After talking with regulatory experts and clinicians, BOTLab plans to prove the technology with a 510K based on pulse oximetry. They believe the technology can improve a ubiquitous diagnostic measurement and also measure venous oximetry in a non-invasive way. Eliminating the need for invasive catheters to measure venous oximetry is advantageous to ICU clinicians and an attractive proposition for reimbursement.
“Our technology can capture and analyze measurements much faster than prior devices and allows us to address care in a way no one else can. We capture small changes in optical properties with every beat of the heart, and we process large amounts of data in a highly quantitative way to reveal tissue oxygenation. We anticipate our first iteration will look like an intravital ICU monitor.
“Once we have established the value and efficacy of the technology, we intend to use the data from the commercialized device to support another 510K in an oncology application. It makes sense from a regulatory, technology development, market, and payer strategy, all of which are needed to successfully commercialize new medical technologies.”
What did you learn that you would share with other university researchers?
“The ‘curse of the engineer’ is a very real thing.
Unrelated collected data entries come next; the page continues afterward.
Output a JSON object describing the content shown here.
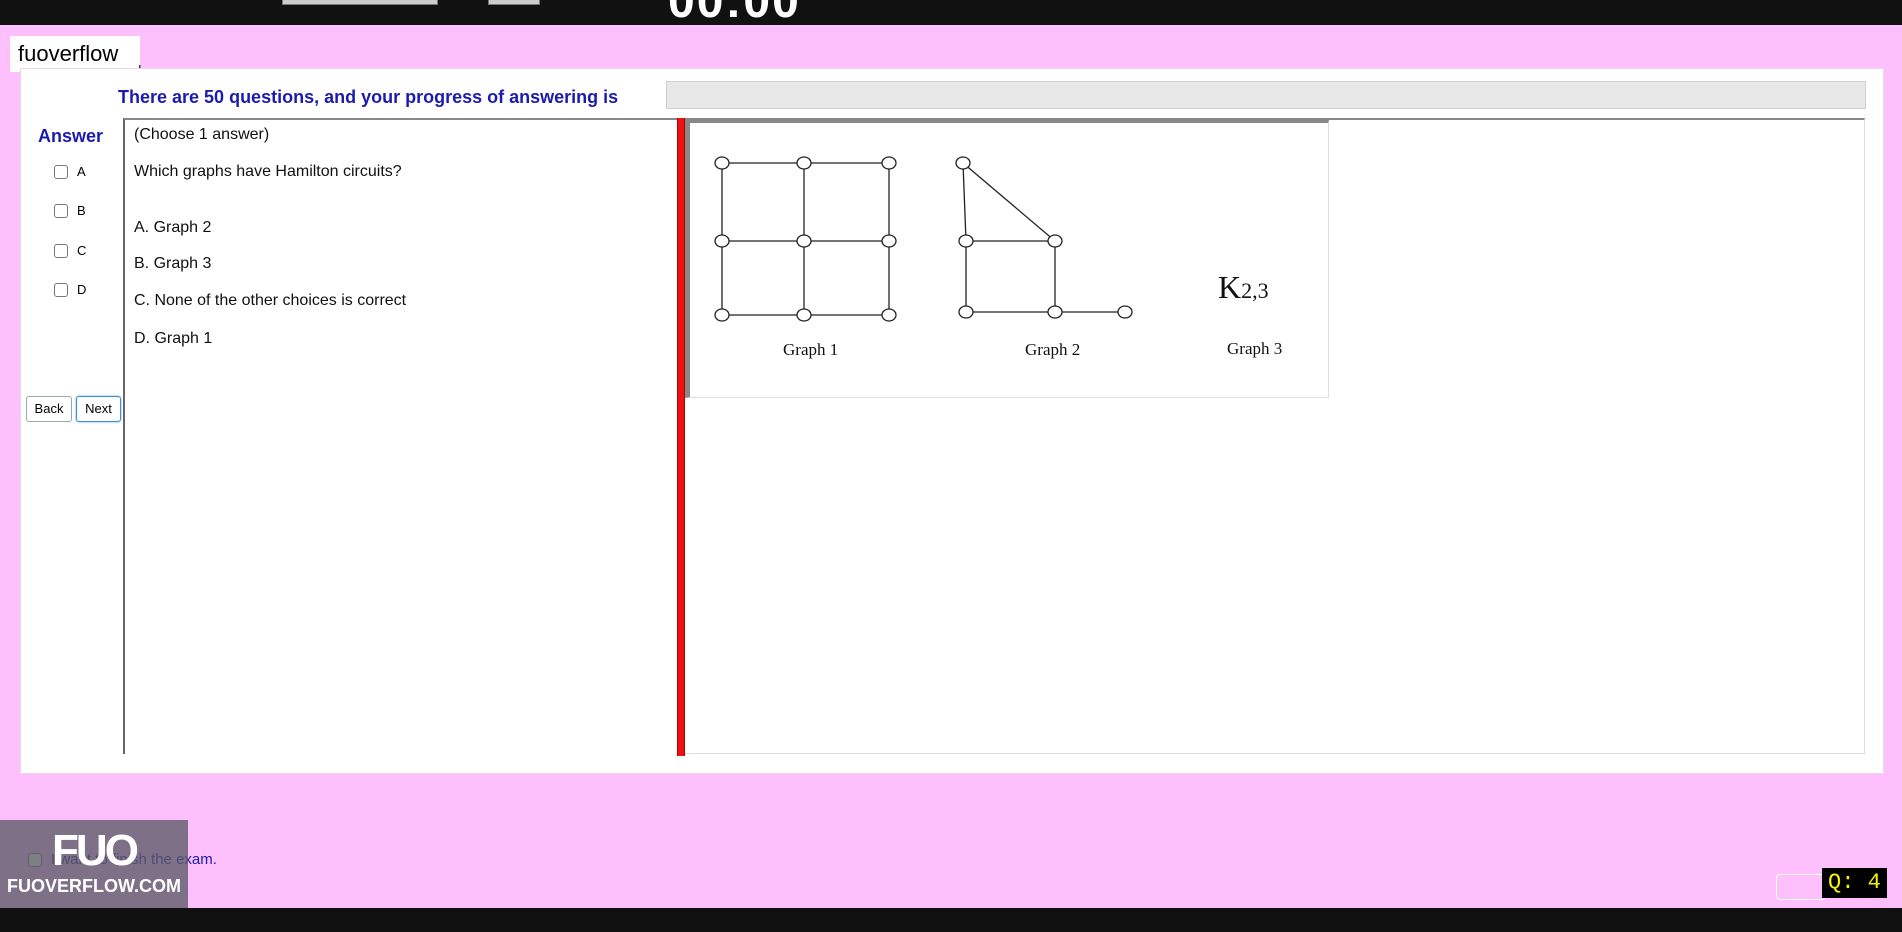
{
  "brand_tab": "fuoverflow",
  "progress": {
    "text": "There are 50 questions, and your progress of answering is"
  },
  "answer": {
    "title": "Answer",
    "options": [
      "A",
      "B",
      "C",
      "D"
    ]
  },
  "nav": {
    "back": "Back",
    "next": "Next"
  },
  "question": {
    "instruction": "(Choose 1 answer)",
    "text": "Which graphs have Hamilton circuits?",
    "choices": [
      "A.  Graph 2",
      "B.  Graph 3",
      "C.  None of the other choices is correct",
      "D.  Graph 1"
    ]
  },
  "figure": {
    "graph1_label": "Graph 1",
    "graph2_label": "Graph  2",
    "graph3_label": "Graph  3",
    "graph3_symbol": "K",
    "graph3_sub": "2,3"
  },
  "finish_text": "I want to finish the exam.",
  "logo": {
    "big": "FUO",
    "small": "FUOVERFLOW.COM"
  },
  "question_counter": "Q: 4"
}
Just because you can build something does not mean it solves a meaningful clinical problem,” Dr. Robyler said. “Regulatory, business, and technology problems must be solved simultaneously. Is there a clinical problem that can be solved with the technology? Can providers afford your technology? Does it increase or decrease costs? Who is going to pay for it? Is the market size sufficient to support investment levels needed to satisfy a particular regulatory pathway? Address those questions early especially if there is high interest in commercialization. You will need to talk to a substantial and diverse group of experts to find a confident commercialization pathway.
“We often seek an application that fits the technology. Be open to the idea of adjusting your plan or pivoting. What you start with often morphs into something equally exciting and possibly more accomplishable.”
What surprised you most?
“The enormity of the documentation required for design and regulatory approval processes including design history files. You must document everything and anticipate the need for additional personnel. Knowing this early enables us to think about what we do in the lab differently. How do we impact patient care in a very real way, including satisfying the myriad requirements for commercialization?
How did GCMI deliver value to your project?
“We would be quite naive about what’s next if not for GCMI. It’s a bootcamp on medical technology commercialization for academic researchers. They exposed us to areas we must address in order to commercialize our technology. Designing processes including memos that will form the basis of internal documents eventually supporting regulatory submission and hopefully approval is of very high value and impossible to do on your own.
“GCMI also introduced us to prospective contract manufacturers, regulatory, testing and business professionals we will need moving forward. They expanded our ‘electronic rolodex’ so that we can reach out to the right people for future needs and questions, including funding.”
What would you tell a young engineering student with an idea for a technology or product about the development and commercialization process?
“There is so much to learn that if anyone told you all of it at once, it could be counter productive. Maintain your enthusiasm by focusing on patient impact. It will carry you through the difficult process.
“Outline in broad strokes approval pathways and business plans including who you think is going to pay for your technology. As a first step, talk to as many clinicians as you can. Make sure the idea is about changing clinical care that makes sense in the way healthcare is delivered.”
What’s next for BOTLab?
“We expect to have our next version of the device within months if not weeks,” Dr. Robyler said. “We will then freeze our design, refine our protocol for our cardiology application and gather first in human data to compare our technology with invasive catheterization measurements. If those data generate positive results, we will select a manufacturer and move quickly on our regulatory submission for that application.
“Our clinical partners on the cardio side including Boston Medical Center are ready to roll, and we will continue to work on our breast cancer application with Boston Medical’s Naomi Ko, MD.”